Balancing security and delivering the curriculum was a tension mentioned by several attendees. Tristan Kirkpatrick, director of computer science, Outwood Grange Academies Trust, said it was about “rapidly putting in a system to make sure that that could happen so that teachers can deliver their curriculum”. However, there was a gap to bridge between the technical team and teachers to raise the awareness for teachers, and to how they would actually do these things. “We protect that – that’s our job,” said Les Leese, head of technology integration at Ormiston Academies Trust. “A teacher’s job isn’t to actually know about it – a teacher’s job is to teach,” he continued. The role of IT was to provide a safe environment, but the sudden forced move to online virtual-type learning environments created lots of problems. Teachers had access to “suddenly fantastic resources, available at their fingertips, which, actually, we may have blocked when they were in school”. Part of the solution, Leese said, was people needed to slow down, but it was a challenge when there are enthusiastic and excited teachers.

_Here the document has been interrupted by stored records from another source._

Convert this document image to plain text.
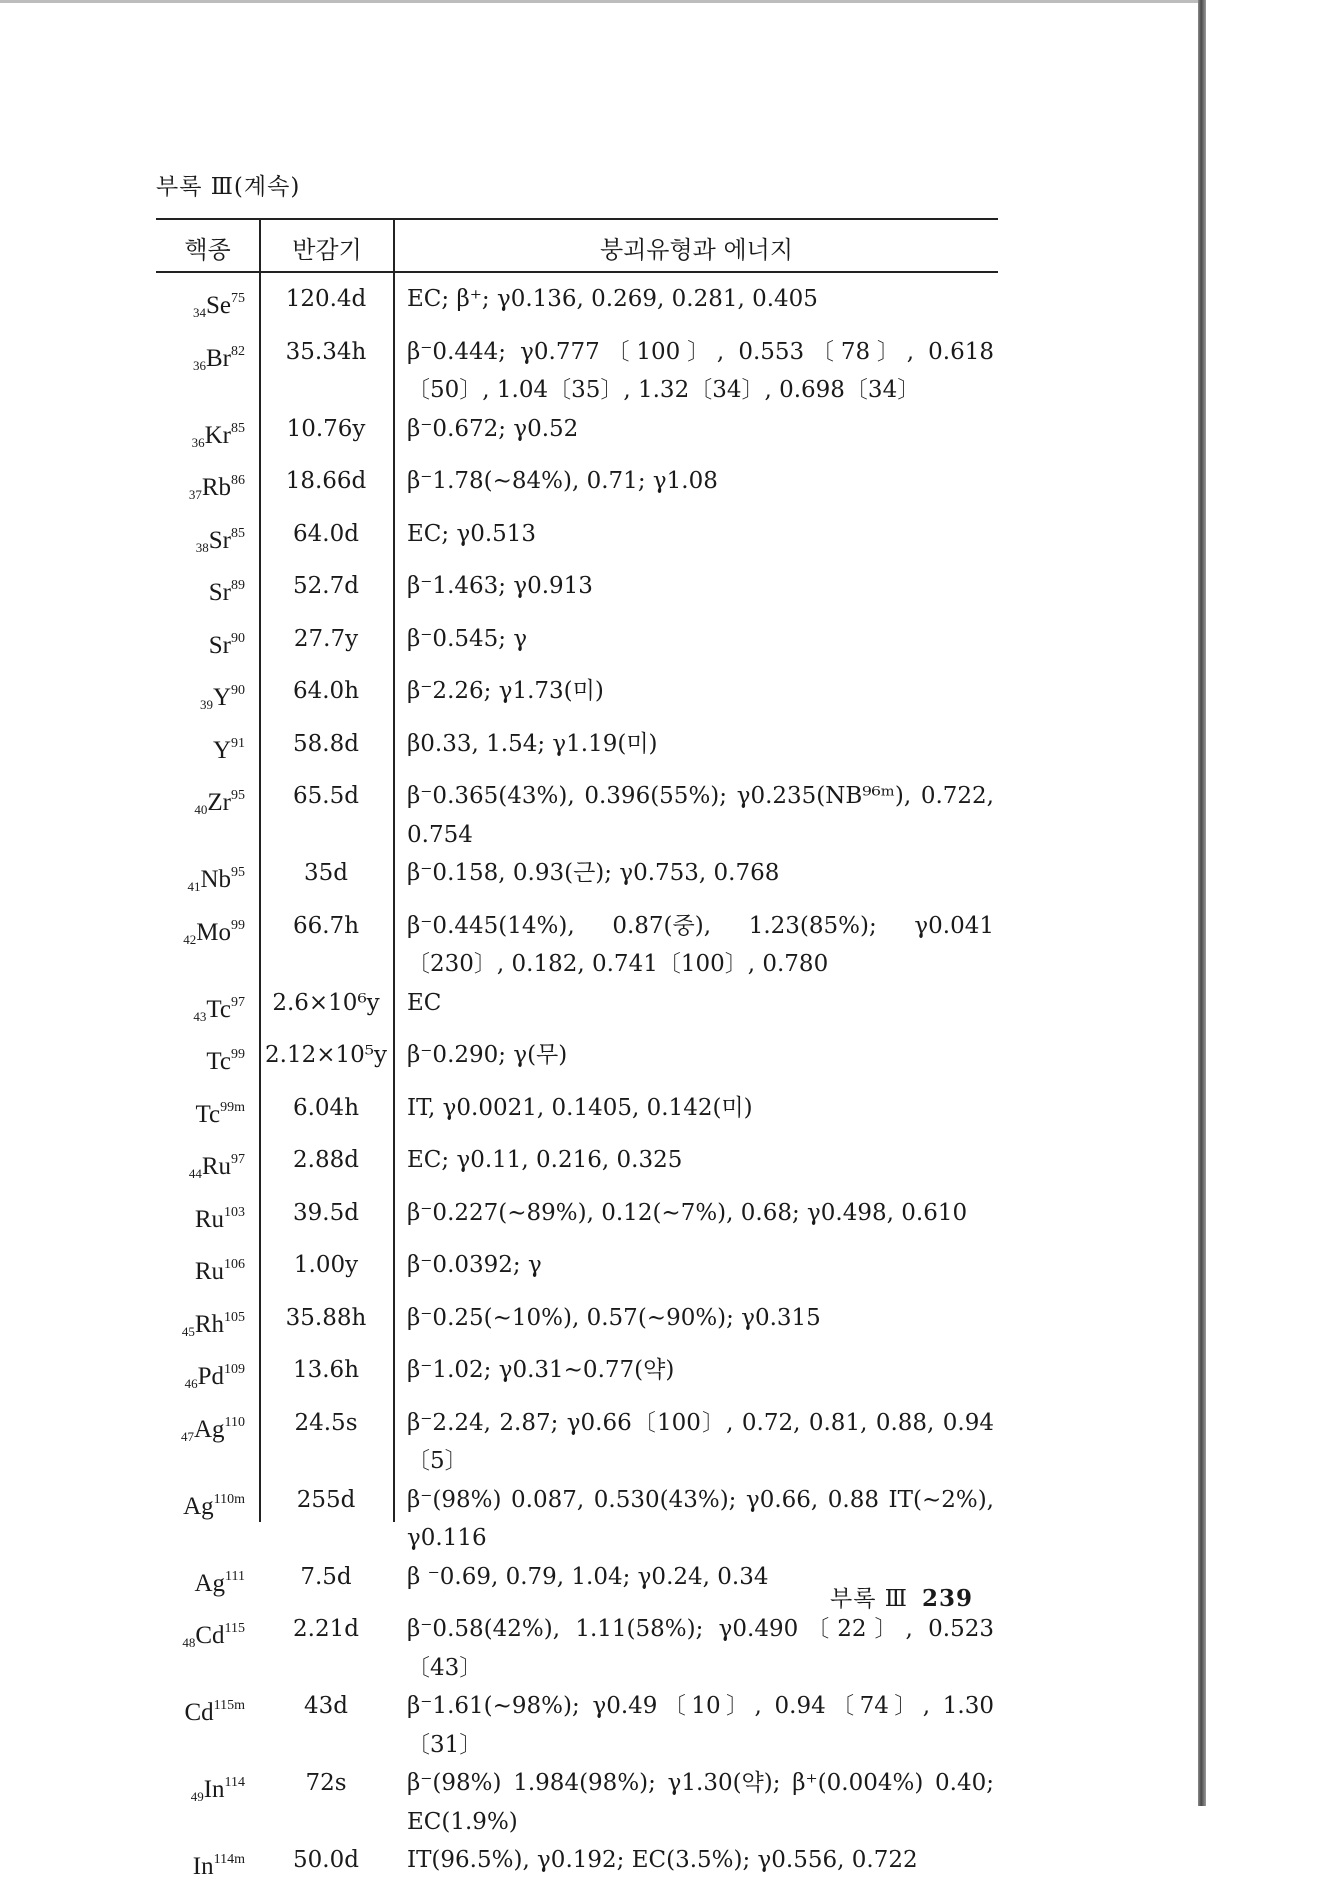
부록 Ⅲ(계속)
핵종	반감기	붕괴유형과 에너지
34Se$^{75}$	120.4d	EC; β⁺; γ0.136, 0.269, 0.281, 0.405
36Br$^{82}$	35.34h	β⁻0.444; γ0.777〔100〕, 0.553〔78〕, 0.618〔50〕, 1.04〔35〕, 1.32〔34〕, 0.698〔34〕
36Kr$^{85}$	10.76y	β⁻0.672; γ0.52
37Rb$^{86}$	18.66d	β⁻1.78(∼84%), 0.71; γ1.08
38Sr$^{85}$	64.0d	EC; γ0.513
Sr$^{89}$	52.7d	β⁻1.463; γ0.913
Sr$^{90}$	27.7y	β⁻0.545; γ
$39Y^{90}$	64.0h	β⁻2.26; γ1.73(미)
$Y^{91}$	58.8d	β0.33, 1.54; γ1.19(미)
40Zr$^{95}$	65.5d	β⁻0.365(43%), 0.396(55%); γ0.235(NB⁹⁶ᵐ), 0.722, 0.754
41Nb$^{95}$	35d	β⁻0.158, 0.93(근); γ0.753, 0.768
42Mo$^{99}$	66.7h	β⁻0.445(14%), 0.87(중), 1.23(85%); γ0.041〔230〕, 0.182, 0.741〔100〕, 0.780
43Tc$^{97}$	2.6×10⁶y	EC
Tc$^{99}$ 2.12×10⁵y β⁻0.290; γ(무)
$Tc^{99m}$	6.04h	IT, γ0.0021, 0.1405, 0.142(미)
44Ru$^{97}$	2.88d	EC; γ0.11, 0.216, 0.325
Ru$^{103}$	39.5d	β⁻0.227(∼89%), 0.12(∼7%), 0.68; γ0.498, 0.610
Ru$^{106}$	1.00y	β⁻0.0392; γ
45Rh$^{105}$	35.88h	β⁻0.25(∼10%), 0.57(∼90%); γ0.315
46Pd$^{109}$	13.6h	β⁻1.02; γ0.31∼0.77(약)
47Ag$^{110}$	24.5s	β⁻2.24, 2.87; γ0.66〔100〕, 0.72, 0.81, 0.88, 0.94〔5〕
$Ag^{110m}$	255d	β⁻(98%) 0.087, 0.530(43%); γ0.66, 0.88 IT(∼2%), γ0.116
Ag$^{111}$	7.5d	β ⁻0.69, 0.79, 1.04; γ0.24, 0.34
48Cd$^{115}$	2.21d	β⁻0.58(42%), 1.11(58%); γ0.490〔22〕, 0.523〔43〕
$Cd^{115m}$	43d	β⁻1.61(∼98%); γ0.49〔10〕, 0.94〔74〕, 1.30〔31〕
49In$^{114}$	72s	β⁻(98%) 1.984(98%); γ1.30(약); β⁺(0.004%) 0.40; EC(1.9%)
$In^{114m}$	50.0d	IT(96.5%), γ0.192; EC(3.5%); γ0.556, 0.722
부록 Ⅲ 239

Outwood Grange Academies Trust asked an outside organisation to run a phishing attack against the trust as a test, explained Jones. “Literally all I gave them was our name,” he said. The phishing test revealed a whole set of vulnerabilities that exposed the back-end services used by teachers. As a result, he said, there was a “really big push for us into educating users and teaching them how to be protected online”. The trust is now looking at multi-factor authentication.
Dominic Norrish, chief operating officer at the United Learning Trust, said the change had been like moving from “pushing water uphill with a broom, and then suddenly, last year, the job became stopping people going over the waterfall in a barrel”. In his opinion the only way to make cyber security work as an everyday responsibility is to “create accountability” in staff to make them feel that this is part of their job. The trust has found that the best way to do that is to produce training that is highly relevant and set in its context. “No one ever spent any money on this until there was a problem,” Norrish added. “That’s because schools haven’t got any money.”
“Covid, the DFE [Department for Education], the NCSC have all had a hand in actually promoting our strategy that was in place, but very underlying, under a very strong curriculum focus,” reflected Ellis Jacklin, head of IT & data at the David Ross Education Trust. Jacklin went to his head teachers and gathered their IT budgets together and created a centralised model. “From my perspective, that has been our absolute saving grace over the past year,” he said.
For Jacklin, the human factor is vitally important to get right. “We have to ensure that [staff] know they are the solution to threats without insisting that they’re the cause,” he said. The trust has moved away from an IT focus and towards a safeguarding approach, he explained, with everything else falling in behind that. Jacklin feels they are in a “really good place” as a result.